BAB I
PENDAHULUAN
Seorang Laki-laki, usia 30 tahun. Datang ke ruang operasi dari
bangsal penyakit dalam pada tanggal 22 Desember 2013. Dari hasil
pemeriksaan di bangsal penyakit dalam ditegakkan diagnosis
abdominal pain ec. Peritonitis. Pada saat pemeriksaan didapatkan
hasil darah rutin dalam batas normal, kimia darah dalam batas
normal, hasil foto abdomen 2 posisi didapatkan hasil meteorismus,
DD inflamatory bowel disease dan termasuk ASA III emergency.
Setelah pemeriksaan, direncanakan akan dilakukan General
Anesthesi. Operasi dilakukan cito pada tanggal 22 Desember 2013
jam 09.15 WIB dengan operator yaitu ahli bedah dr. Aziz, Sp.B-KBD
dan ahli Anastesi dr. Hj. Ade Susanti, Sp.An.
3
BAB II
LAPORAN KASUS
2.1 Laporan Anestesi
a. Pendahuluan
Tanggal : 22 September 2013
Nama : Tn. Hariyono
Umur : 30 tahun
TB/BB : 60 Kg
Jenis Kelamin : Laki-laki
Diagnosis : Abdominal Pain ec. Peritonitis
Tindakan : Laparatomi
Operator : dr. Aziz, Sp.B-KBD
Ahli Anestesi : dr. Hj. Ade Susanti, Sp.An
b. Keterangan Pra-Bedah
i. Keadaan umum : tampak sakit berat
Kesadaran : Compos mentis
GCS : 15 (E4 M6 V5)
Tanda vital
- TD : 110/90 mmHg
- HR : 81x/mnt
- RR : 37x/mnt
- T : afebris
ii. Pemeriksaan penunjang
EKG : Normal
4
Foto thorak : dalam batas normal
Foto abdomen:
Tampak distensi udara dalam usus besar dan kecil, free
air (-), air fluid level (+), tulang : tak tampak kelainan,
kesan : meteorismus, DD : iritable bowel disease.
Laboratorium :
Pemeriksaan darah rutin :
WBC : 9,0 . 10 3/mm3 ( 3,5 – 10 )
RBC : 4,81. 106/mm3 ( 3,80 – 5,80 )
HGB : 15,2 gr/dl ( 11,0 – 16,5 )
HCT : 44,7 % ( 35,0 – 50,0 )
PLT : 2053/mm3 ( .100 - .500 )
PCT : .139 %
BT : 4,5’ menit
CT : 2’ menit
Bilirubin total : 1,6
Bilirubin direk : 0,8
Bilirubin indirek : 0,8
SGOT : 44 ( < 200 mg/dl )
SGPT : 44 ( 0 – 42 mg/dl )
Ureum : 23,7 ( 10 – 50 mg/dl )
Kreatinin : 0,8 ( 0,6 – 1,20 )
iii.

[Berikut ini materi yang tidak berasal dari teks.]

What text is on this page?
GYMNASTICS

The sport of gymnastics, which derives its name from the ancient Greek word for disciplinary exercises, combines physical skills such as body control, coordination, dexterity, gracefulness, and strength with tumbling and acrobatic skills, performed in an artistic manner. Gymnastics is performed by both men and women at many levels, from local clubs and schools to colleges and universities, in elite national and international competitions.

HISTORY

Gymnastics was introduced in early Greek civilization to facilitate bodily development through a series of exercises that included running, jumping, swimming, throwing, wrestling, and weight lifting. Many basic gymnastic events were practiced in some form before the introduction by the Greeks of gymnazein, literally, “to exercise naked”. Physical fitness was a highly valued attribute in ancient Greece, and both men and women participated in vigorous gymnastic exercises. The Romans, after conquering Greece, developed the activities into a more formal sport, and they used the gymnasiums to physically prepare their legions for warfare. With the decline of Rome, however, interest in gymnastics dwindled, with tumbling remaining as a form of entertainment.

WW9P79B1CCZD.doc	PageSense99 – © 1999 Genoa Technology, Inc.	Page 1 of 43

Penyakit Penyerta : -
iv. Status Fisik : ASA III E
v. Pengobatan pra-bedah : -
vi. Malam pati : 1
5
c. Tindakan Anestesi
1. Metode : General Anestesi
2. Premedikasi : Inj. Ranitidine 50 mg, Inj. Ondancentron 4
mg, Inj. Asam Traneksamat 1 gram
d. Anestesi Umum
- Induksi : Sempurna
- Medikasi :
o SA 0,5 mg
o Fentanil 50 mg
o Propofol 120 mg
o Roculax 30 mg
o Dexamethason 5 mg
- Jumlah cairan
Input RL IV 4000 cc
Output (-)
Urine ± 400 cc
Perdarahan ± 500 cc
IWL = 25 x 60 = 1500 ml/ jam 1,5 jam x 1500 ml =
2250 ml
2.2 Keadaan Selama Operasi
1. Letak penderita : terlentang
2. Intubasi : oral, ETT no. 7,5
3. Penyulit intubasi : -
4. Penyulit waktu anestesi : -
5. Lama anestesi : ± 1 jam 15 menit
Monitoring Perioperatif
Jam TD Nadi
08.15 100/60 mmHg 65 x/i
6
09.30 82/51 mmHg 63 x/i
09.45 110/83 mmHg 90 x/i
10.00 110/85 mmHg 83 x/i
10.15 110/71 mmHg 79 x/i
10.30 110/63mmHg 73 x/i
2.3 Ruang Pemulihan
Pasien dipindahkan keruang pemulihan sekitar 30 menit
karena pernapasan pasien baik, tidak sesak, tidak
terpasang ETT/simple mask dan nadi 89 x/i. scoring
aldrette 10.
2.4 Instruksi Anestesi
o Observasi tanda vital, perdarahan, urine setiap 15
menit
o Tidur terlentang tanpa memakai bantal selama 1 x 24
jam post operasi
o Pasien tidak boleh minum dan makan sampai sadar
penuh
o Lanjutkan terapi sesuai dr. Aziz, Sp.B-KBD.
7
BAB III
TINJAUAN PUSTAKA
3.1 PERSIAPAN PRAANESTESI
Pasien yang akan menjalani anestesi dan pembedahan
(elektif/darurat) harus dipersiapkan dengan baik. Kunjungan pra
anestesi pada bedah elektif dilakukan 1-2 hari sebelumnya,
sedangkan pada bedah darurat sesingkat mungkin. Kunjungan
pra anestesi bertujuan mempersiapkan mental dan fisik pasien
secara optimal, merencanakan dan memilih teknik dan obat-
obat anestesi yang sesuai, serta menentukan klasifikasi yang
sesuai (berdasarkan klasifikasi ASA).1
Pada pasien ini persiapan yang dilakukan meliputi
persiapan alat, penilaian dan persiapan pasien, dan persiapan
obat anestesi yang diperlukan. Penilaian dan persiapan
penderita diantaranya meliputi 1 :
8
1. penilaian klinis penanggulangan keadaan darurat
2. informasi penyakit
a. anamnesis/alloanamnesis kejadian penyakit
b. riwayat alergi, hipertensi, diabetes mellitus, operasi
sebelumnya, asma, komplikasi transfusi darah
(apabila pernah mendapatkan transfusi)
c. riwayat keluarga (penyakit dan komplikasi anestesia)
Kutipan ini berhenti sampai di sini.